Monday morning in dreich late October. What more appropriate moment to ponder the questions of corporation tax and Northern Ireland? The question of whether the Northern Ireland Assembly should control the rate of corporation tax payable in the two-thirds of Ulster for which it is responsible won’t go away, you know.
Nor, despite the fact that the London press has paid little attention to it, is this some local matter of no importance to the rest of the United Kingdom either. On the contrary, David Cameron’s decision on this seemingly-arcane or merely local matter is more important than it seems and, in fact, one of the more significant questions demanding his attention right now.
Theresa Villiers, the Secretary of State for Northern Ireland, denies she has a brief to “kill” the proposal to devolve control of corporation tax but the impression persists that Whitehall is awake to the potential implications of transferring these powers to Belfast. It is certainly true that there are technical and administrative difficulties in devolving corporation tax, not the least of which is calculating how this may be done without breaking EU rules. Those regulations dictate that Stormont’s block grant would have to be reduced. Moreover, one need hardly be an expert reader of Treasury tea-leaves to presume that Whitehall’s very own vampire-squid department is liable to be agin the notion.
Nevertheless, the Northern Irish parties are more or less united in believing that corporation tax should be devolved and, moreover, that Stormont should be permitted to keep the proceeds – assuming there are any – of any increased economic activity that may, however these matters are calculated, be associated with cutting corporation tax in Northern Ireland. (In the short-term, mind you, a cut in the block grant would surely mean immediate spending cuts in Northern Ireland.)
The Commons’ Northern Ireland Affairs Committee – most of whose members represent “mainland” constituencies – published a report last year which, perhaps optimistically, described the case for devolving control of corporation tax to Stormont as “convincing”. Now, plainly, the opinion of backbench MPs is not necessarily dispositive but it is what it is nonetheless. And it adds to the difficulties the government faces when deciding on this matter.

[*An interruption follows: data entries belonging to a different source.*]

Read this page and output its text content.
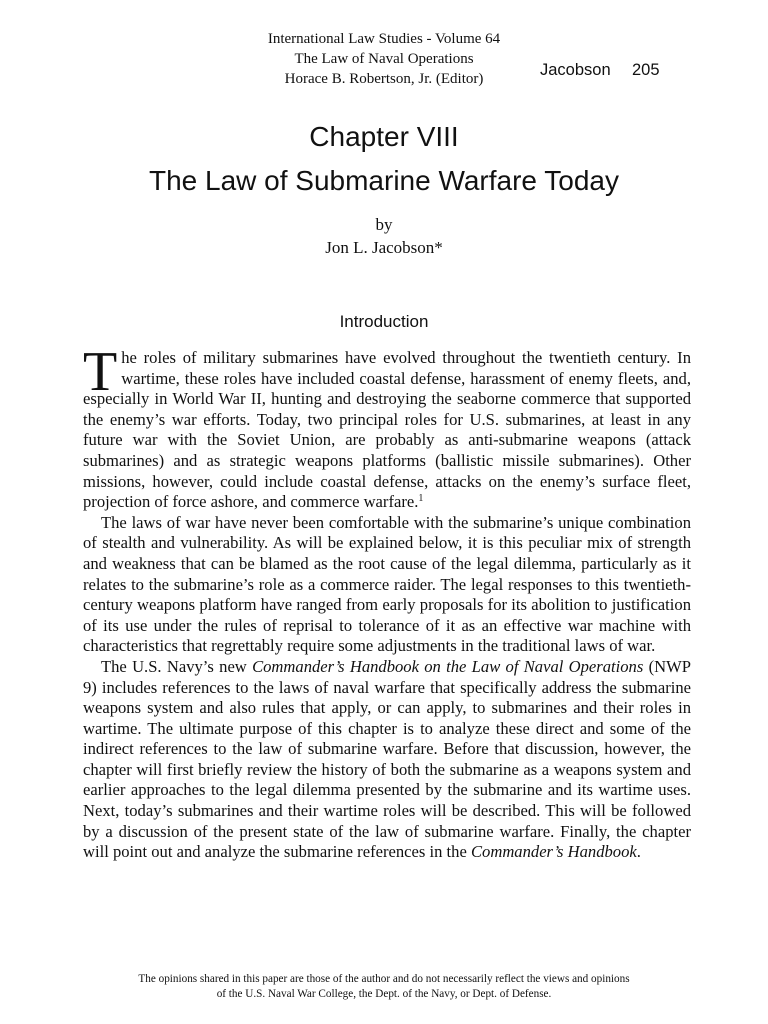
International Law Studies - Volume 64
The Law of Naval Operations
Horace B. Robertson, Jr. (Editor)	Jacobson 205
Chapter VIII
The Law of Submarine Warfare Today
by
Jon L. Jacobson*
Introduction

The roles of military submarines have evolved throughout the twentieth century. In wartime, these roles have included coastal defense, harassment of enemy fleets, and, especially in World War II, hunting and destroying the seaborne commerce that supported the enemy’s war efforts. Today, two principal roles for U.S. submarines, at least in any future war with the Soviet Union, are probably as anti-submarine weapons (attack submarines) and as strategic weapons platforms (ballistic missile submarines). Other missions, however, could include coastal defense, attacks on the enemy’s surface fleet, projection of force ashore, and commerce warfare.$^1$

The laws of war have never been comfortable with the submarine’s unique combination of stealth and vulnerability. As will be explained below, it is this peculiar mix of strength and weakness that can be blamed as the root cause of the legal dilemma, particularly as it relates to the submarine’s role as a commerce raider. The legal responses to this twentieth-century weapons platform have ranged from early proposals for its abolition to justification of its use under the rules of reprisal to tolerance of it as an effective war machine with characteristics that regrettably require some adjustments in the traditional laws of war.

The U.S. Navy’s new Commander’s Handbook on the Law of Naval Operations (NWP 9) includes references to the laws of naval warfare that specifically address the submarine weapons system and also rules that apply, or can apply, to submarines and their roles in wartime. The ultimate purpose of this chapter is to analyze these direct and some of the indirect references to the law of submarine warfare. Before that discussion, however, the chapter will first briefly review the history of both the submarine as a weapons system and earlier approaches to the legal dilemma presented by the submarine and its wartime uses. Next, today’s submarines and their wartime roles will be described. This will be followed by a discussion of the present state of the law of submarine warfare. Finally, the chapter will point out and analyze the submarine references in the Commander’s Handbook.

The opinions shared in this paper are those of the author and do not necessarily reflect the views and opinions
of the U.S. Naval War College, the Dept. of the Navy, or Dept. of Defense.
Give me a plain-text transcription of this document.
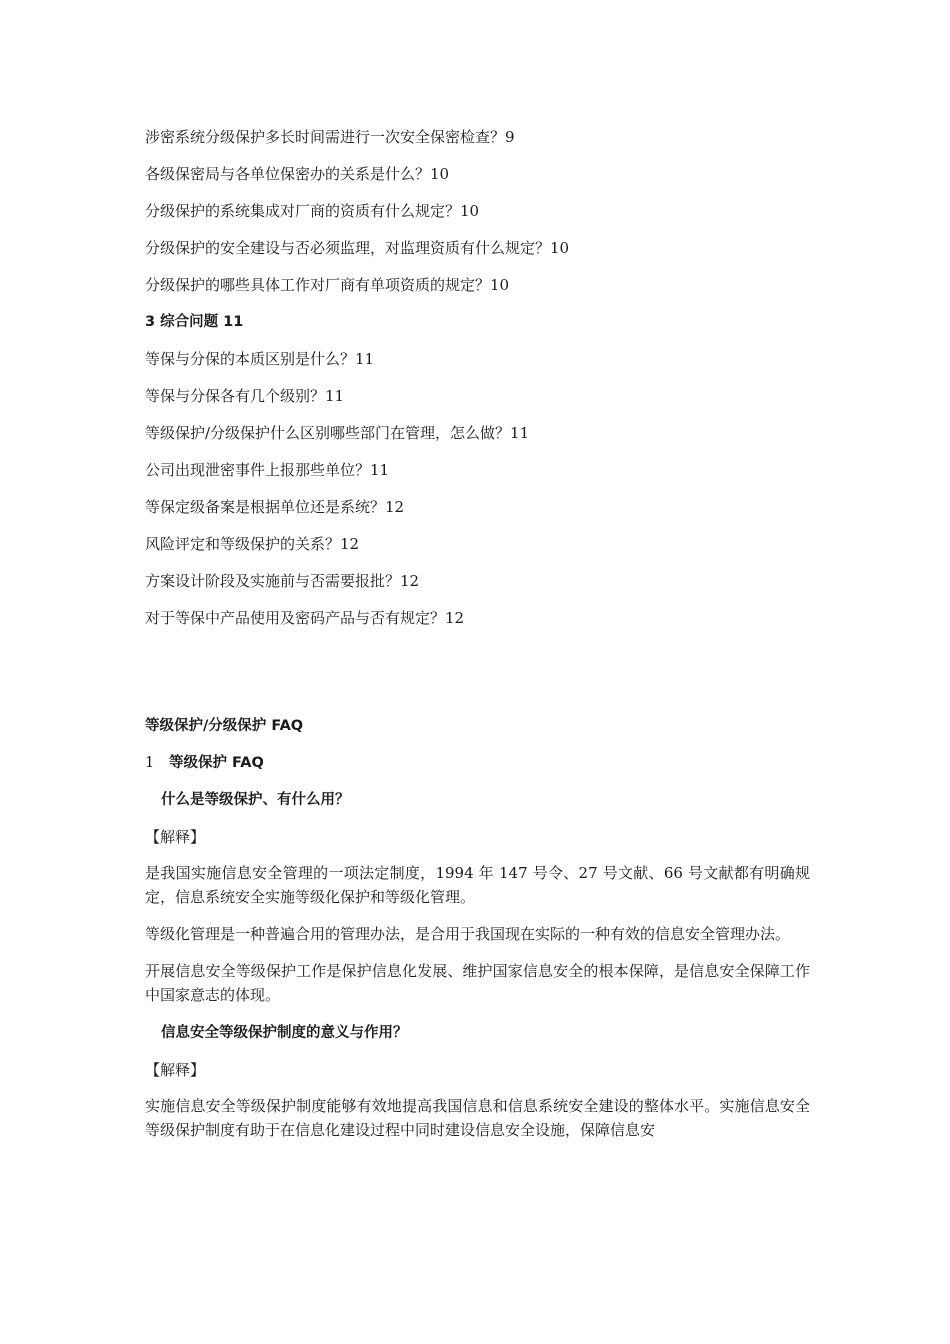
涉密系统分级保护多长时间需进行一次安全保密检查？9
各级保密局与各单位保密办的关系是什么？10
分级保护的系统集成对厂商的资质有什么规定？10
分级保护的安全建设与否必须监理，对监理资质有什么规定？10
分级保护的哪些具体工作对厂商有单项资质的规定？10
3 综合问题 11
等保与分保的本质区别是什么？11
等保与分保各有几个级别？11
等级保护/分级保护什么区别哪些部门在管理，怎么做？11
公司出现泄密事件上报那些单位？11
等保定级备案是根据单位还是系统？12
风险评定和等级保护的关系？12
方案设计阶段及实施前与否需要报批？12
对于等保中产品使用及密码产品与否有规定？12
等级保护/分级保护 FAQ
1 等级保护 FAQ
什么是等级保护、有什么用？
【解释】
是我国实施信息安全管理的一项法定制度，1994 年 147 号令、27 号文献、66 号文献都有明确规定，信息系统安全实施等级化保护和等级化管理。
等级化管理是一种普遍合用的管理办法，是合用于我国现在实际的一种有效的信息安全管理办法。
开展信息安全等级保护工作是保护信息化发展、维护国家信息安全的根本保障，是信息安全保障工作中国家意志的体现。
信息安全等级保护制度的意义与作用？
【解释】
实施信息安全等级保护制度能够有效地提高我国信息和信息系统安全建设的整体水平。实施信息安全等级保护制度有助于在信息化建设过程中同时建设信息安全设施，保障信息安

This is one of the points where the Coalition UK Government’s policy of treating each of the devolved parts of the UK as if it were quite separate from the others comes to have a profoundly centrifugal effect. While the Blair and Brown governments may have done something similar, the extent to which they did so was much less, and the Labour governments were insistent on the need to maintain an integrated UK-wide economy. It appears that the Coalition are much less interested in that, raising a wider question: what do they see as the point of the Union more generally? That question has huge implications for all parts of the UK, not just Northern Ireland.
Quite. There is no truly-persuasive argument – or none I can see – for devolving control of corporation tax to Stormont but refusing to do so to Holyrood (or, I suppose, Cardiff). Granted, you might try and argue that Northern Ireland is a special case because it shares an island with the Republic of Ireland and must compete with the Republic’s 12.5% rate of corporation tax but this, while certainly true, only means that Northern Ireland’s peculiar circumstances are its own. The fact is that if the principle of devolving control of corporation tax is conceded to Belfast there can be little principled opposition to ceding comparable responsibilities to Edinburgh. No wonder Alex Salmond and the Scottish Government support the Ulstermen’s efforts in this affair.
And this is the difficulty: devolution theoretically allows for a range of policy approaches and there’s no reason to suppose that just because Parliament A enjoys a given responsibility so should Parliaments B and C. In practical terms, however, Parliaments B and C are liable to pipe up with claims of “Hey, if Parliament A can have cake, we want cake too.”
Discrepancies abound, of course, because the United Kingdom has never really been a unitary state. Political – as opposed to mere administrative – devolution, however, has made it harder for all these multiple anomalies to continue as though nothing had happened. Muddling along and the frequent recourse to the blind eye approach – the traditional British way of doing these things – becomes more difficult.
All this puts Westminster in a bind. Again, the technical difficulties in introducing tax competition to the UK are real but voters are, I think, entitled to suggest that resolving these difficulties is what civil servants are supposed to do. It is difficult – in political terms – for Westminster to say No to the devolved administrations when the general principles of devolution – including, in the new Scotland Bill, some greater devolution of tax powers – have already been conceded.
Belfast, Cardiff and Edinburgh will ask a simple question: Why not? And it won’t be quite enough for Whitehall to reply Because we say so or Because it’s complicated. (Even though it is complicated!)
Even so, I think you can see why David Cameron might prefer it if this prickly issue simply disappeared. But it won’t.